Her site has a simplicity and order that shows her librarian's mind-set of making resources easy to find. Resources cover topics from career information for actuaries to zookeepers, to adventurous work opportunities and to job hunters' rights.
"I get so many résumés sent to me. I get international calls" seeking career advice, she said. Questions come from librarians or career counselors, and from job hunters themselves. She sends them to specific pages or resources listed on the Riley Guide. A few prompt her to research, and a new post will go up in a day or two. She's added sections on the 30-second elevator pitch and using employment kiosks in stores. And she created a page with links to all 51 of the unemployment insurance online filing systems because of concerns about scams.
"What makes Margaret and RileyGuide.com stand out is Margaret's attention to detail, her thoroughness, her intelligence, and -- most of all -- her honesty," said Susan P. Joyce, editor and publisher of Job-Hunt, at http://job-hunt.org/. The two women are "supportive colleagues" who share opinions and ideas on job hunt information. "RileyGuide.com is the best, most up-to-date directory of job search resources available. I don't know of an equivalent, or better, directory."
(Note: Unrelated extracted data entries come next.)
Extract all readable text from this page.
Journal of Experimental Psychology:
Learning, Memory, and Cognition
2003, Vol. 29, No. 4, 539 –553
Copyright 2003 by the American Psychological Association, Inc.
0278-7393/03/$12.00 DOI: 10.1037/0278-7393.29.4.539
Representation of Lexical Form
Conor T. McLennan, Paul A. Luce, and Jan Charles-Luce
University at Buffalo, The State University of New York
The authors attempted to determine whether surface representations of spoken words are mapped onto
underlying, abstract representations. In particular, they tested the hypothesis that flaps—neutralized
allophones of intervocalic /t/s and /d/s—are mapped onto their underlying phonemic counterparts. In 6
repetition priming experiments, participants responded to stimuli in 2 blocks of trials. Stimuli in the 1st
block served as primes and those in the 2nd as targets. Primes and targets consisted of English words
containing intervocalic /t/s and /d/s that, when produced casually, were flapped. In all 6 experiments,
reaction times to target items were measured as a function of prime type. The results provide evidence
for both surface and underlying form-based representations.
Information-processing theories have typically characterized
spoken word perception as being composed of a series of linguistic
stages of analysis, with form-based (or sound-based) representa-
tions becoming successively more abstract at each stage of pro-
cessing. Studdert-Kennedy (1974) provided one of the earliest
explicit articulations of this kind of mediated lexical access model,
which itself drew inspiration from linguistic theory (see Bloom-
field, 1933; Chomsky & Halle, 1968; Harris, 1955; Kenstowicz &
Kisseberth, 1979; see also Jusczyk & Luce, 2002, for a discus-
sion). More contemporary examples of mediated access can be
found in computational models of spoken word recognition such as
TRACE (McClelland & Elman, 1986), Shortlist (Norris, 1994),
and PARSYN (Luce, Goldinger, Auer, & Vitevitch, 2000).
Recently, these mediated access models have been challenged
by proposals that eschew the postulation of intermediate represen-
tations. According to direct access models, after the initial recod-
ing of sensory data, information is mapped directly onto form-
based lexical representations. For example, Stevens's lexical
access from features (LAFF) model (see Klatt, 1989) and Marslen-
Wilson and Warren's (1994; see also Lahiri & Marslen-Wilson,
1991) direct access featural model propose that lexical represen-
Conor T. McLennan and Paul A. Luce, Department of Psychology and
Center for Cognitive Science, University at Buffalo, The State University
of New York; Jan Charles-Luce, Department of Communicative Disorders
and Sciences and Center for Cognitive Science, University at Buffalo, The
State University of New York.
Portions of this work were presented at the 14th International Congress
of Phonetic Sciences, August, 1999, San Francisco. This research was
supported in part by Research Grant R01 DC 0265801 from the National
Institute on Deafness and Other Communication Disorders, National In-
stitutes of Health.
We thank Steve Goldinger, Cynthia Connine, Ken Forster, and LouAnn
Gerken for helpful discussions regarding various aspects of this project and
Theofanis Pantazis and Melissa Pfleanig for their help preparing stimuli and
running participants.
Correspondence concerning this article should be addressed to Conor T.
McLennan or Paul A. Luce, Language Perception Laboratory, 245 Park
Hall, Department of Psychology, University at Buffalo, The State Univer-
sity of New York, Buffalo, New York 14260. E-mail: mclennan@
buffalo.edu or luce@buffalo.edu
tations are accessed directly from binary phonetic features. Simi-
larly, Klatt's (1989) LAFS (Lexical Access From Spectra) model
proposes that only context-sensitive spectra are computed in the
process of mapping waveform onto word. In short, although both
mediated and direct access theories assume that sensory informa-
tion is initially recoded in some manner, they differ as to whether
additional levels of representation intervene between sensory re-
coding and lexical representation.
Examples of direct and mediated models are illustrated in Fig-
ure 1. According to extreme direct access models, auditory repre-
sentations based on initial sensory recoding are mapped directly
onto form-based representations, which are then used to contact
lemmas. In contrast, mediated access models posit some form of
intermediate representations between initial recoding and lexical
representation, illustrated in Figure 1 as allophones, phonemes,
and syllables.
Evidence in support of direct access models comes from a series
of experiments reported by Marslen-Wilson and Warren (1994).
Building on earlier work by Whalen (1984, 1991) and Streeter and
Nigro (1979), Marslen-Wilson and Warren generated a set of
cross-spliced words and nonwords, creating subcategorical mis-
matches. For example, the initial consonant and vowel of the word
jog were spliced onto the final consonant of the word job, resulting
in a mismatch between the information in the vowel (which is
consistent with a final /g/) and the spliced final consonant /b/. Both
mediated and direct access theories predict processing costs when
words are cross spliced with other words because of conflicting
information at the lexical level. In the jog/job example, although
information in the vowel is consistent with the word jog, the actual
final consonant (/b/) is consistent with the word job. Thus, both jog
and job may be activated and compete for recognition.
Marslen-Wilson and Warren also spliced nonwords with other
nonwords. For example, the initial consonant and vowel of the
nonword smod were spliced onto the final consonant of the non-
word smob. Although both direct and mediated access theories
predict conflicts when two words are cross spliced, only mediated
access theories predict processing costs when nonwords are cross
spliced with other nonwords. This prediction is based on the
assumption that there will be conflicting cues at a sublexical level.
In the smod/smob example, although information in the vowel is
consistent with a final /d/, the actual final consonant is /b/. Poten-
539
Dikel notes that she's not a career coach or recruiter, so she tries not to give too much advice herself. Instead she shares what she's learned from reading and research.
Still, she reminds people that they need face-to-face connections, as well as online connections through LinkedIn and Facebook. "The true connection has to be more personal," she said. She also suggested that people who have specialized careers "get into the more targeted search" by looking at specialized sites and organizations.
One of the hardest parts of running the Riley Guide is keeping up with the huge array of Internet-based employment and career information -- and deciding which is valuable. "It's a tsunami," she said. "We're drowning in this stuff."
Before listing any article or Web site, she spends at least 15 minutes -- and sometimes up to an hour -- reading its pages and evaluating both the creators and the content. "Anything I list I'm generally endorsing," she said.